Oltre alle 29 richieste per cercare petrolio nell’area, di cui 11 già autorizzate, con l’approvazione del Decreto Sviluppo ad agosto, il Governo rimette in gioco ben altre 8 richieste nel Canale di Sicilia che erano state bloccate dal Decreto Prestigiacomo perché troppo vicine alla costa o alle aree protette.
“Dopo questo incontro ci aspettiamo che il Ministro Clini consideri molto seriamente le richieste e le preoccupazioni di migliaia di cittadini. Chiediamo un impegno forte contro le perforazioni off-shore e a favore di provvedimenti efficaci per la tutela del Canale di Sicilia, una delle zone più ricche di biodiversità del Mediterraneo” – aveva dichiarato Giannì rima dell’incontro.

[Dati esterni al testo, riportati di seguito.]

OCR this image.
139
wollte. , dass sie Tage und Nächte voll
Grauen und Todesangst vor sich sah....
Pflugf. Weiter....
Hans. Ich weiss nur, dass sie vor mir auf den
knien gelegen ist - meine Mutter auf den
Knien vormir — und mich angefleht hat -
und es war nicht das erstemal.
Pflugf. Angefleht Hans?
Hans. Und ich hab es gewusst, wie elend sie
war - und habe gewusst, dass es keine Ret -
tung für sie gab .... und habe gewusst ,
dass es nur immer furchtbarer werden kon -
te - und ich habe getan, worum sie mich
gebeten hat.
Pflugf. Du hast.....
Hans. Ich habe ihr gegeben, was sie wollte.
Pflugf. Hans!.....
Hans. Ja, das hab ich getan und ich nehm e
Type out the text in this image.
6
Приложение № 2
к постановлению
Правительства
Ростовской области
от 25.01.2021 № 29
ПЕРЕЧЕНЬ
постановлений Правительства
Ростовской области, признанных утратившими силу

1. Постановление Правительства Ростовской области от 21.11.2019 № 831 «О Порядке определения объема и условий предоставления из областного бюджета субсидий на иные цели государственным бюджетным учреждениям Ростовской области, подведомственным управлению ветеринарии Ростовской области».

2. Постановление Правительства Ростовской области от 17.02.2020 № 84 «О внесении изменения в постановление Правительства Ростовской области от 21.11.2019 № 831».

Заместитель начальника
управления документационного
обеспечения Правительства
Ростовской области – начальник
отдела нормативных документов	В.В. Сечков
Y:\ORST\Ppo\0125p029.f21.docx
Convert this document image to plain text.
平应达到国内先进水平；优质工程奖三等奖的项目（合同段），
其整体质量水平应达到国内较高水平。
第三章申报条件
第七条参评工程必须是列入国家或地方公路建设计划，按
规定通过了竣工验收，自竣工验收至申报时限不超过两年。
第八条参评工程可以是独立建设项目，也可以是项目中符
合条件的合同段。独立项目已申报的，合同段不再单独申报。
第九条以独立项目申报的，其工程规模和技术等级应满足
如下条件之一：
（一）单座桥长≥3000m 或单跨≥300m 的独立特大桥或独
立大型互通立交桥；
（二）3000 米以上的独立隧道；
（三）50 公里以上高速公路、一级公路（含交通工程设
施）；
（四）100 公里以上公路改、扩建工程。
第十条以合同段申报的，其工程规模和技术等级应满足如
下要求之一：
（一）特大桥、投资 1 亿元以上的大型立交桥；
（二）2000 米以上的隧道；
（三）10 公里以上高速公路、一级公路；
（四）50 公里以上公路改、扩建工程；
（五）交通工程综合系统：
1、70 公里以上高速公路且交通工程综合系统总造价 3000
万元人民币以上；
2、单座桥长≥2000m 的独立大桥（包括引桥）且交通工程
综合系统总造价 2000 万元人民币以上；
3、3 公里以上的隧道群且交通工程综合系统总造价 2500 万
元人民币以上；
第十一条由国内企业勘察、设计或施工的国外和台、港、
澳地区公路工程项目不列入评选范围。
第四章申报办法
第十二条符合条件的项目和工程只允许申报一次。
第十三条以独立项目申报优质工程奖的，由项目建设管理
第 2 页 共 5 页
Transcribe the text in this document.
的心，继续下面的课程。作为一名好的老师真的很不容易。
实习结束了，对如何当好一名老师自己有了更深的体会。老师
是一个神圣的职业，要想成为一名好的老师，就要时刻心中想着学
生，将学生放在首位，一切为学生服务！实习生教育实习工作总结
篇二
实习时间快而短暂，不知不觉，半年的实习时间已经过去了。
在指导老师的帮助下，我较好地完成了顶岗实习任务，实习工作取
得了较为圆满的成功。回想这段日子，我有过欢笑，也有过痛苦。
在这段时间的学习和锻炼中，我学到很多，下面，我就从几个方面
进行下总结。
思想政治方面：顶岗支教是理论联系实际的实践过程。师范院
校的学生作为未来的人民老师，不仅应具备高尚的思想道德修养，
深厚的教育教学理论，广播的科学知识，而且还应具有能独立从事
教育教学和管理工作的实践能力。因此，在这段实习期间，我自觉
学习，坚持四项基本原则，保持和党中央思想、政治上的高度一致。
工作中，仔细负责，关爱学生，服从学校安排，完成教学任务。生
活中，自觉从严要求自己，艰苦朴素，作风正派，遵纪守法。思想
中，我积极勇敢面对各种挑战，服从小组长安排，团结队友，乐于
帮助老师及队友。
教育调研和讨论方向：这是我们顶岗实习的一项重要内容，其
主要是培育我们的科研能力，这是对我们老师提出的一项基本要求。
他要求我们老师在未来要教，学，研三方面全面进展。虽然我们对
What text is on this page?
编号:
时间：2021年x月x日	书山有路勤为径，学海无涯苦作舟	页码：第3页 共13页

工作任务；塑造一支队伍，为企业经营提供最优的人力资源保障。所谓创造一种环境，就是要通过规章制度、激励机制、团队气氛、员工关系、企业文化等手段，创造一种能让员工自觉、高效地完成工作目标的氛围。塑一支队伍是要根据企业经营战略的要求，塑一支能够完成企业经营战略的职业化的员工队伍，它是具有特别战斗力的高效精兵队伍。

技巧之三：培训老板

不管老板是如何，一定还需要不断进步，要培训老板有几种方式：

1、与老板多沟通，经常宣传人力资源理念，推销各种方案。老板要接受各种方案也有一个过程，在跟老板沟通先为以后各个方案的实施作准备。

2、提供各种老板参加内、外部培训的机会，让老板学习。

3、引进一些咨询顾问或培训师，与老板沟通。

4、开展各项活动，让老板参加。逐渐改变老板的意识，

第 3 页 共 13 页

Durante la scorsa estate, Greenpeace con il tour “U Mari Nun Si Spirtusa” ha visitato le principali località della costa meridionale siciliana, tra cui Palermo, San Vito Lo Capo, Trapani, Marsala, Agrigento e Sciacca. Attraverso incontri, proteste degli attivisti e attività di sensibilizzazione l’organizzazione ambientalista ha illustrato qual è la roadmap di tutela del Canale di Sicilia e ha raccolto l’adesione di oltre 50 sindaci, associazioni di pescatori e comitati locali, più di 57 mila cittadini che hanno firmato online, personaggi del mondo della politica e dello spettacolo come Ficarra e Picone, Sergio Friscia, Rita Borsellino, Andrea Camilleri, Roy Paci, Marco Basile e Guido Caprino.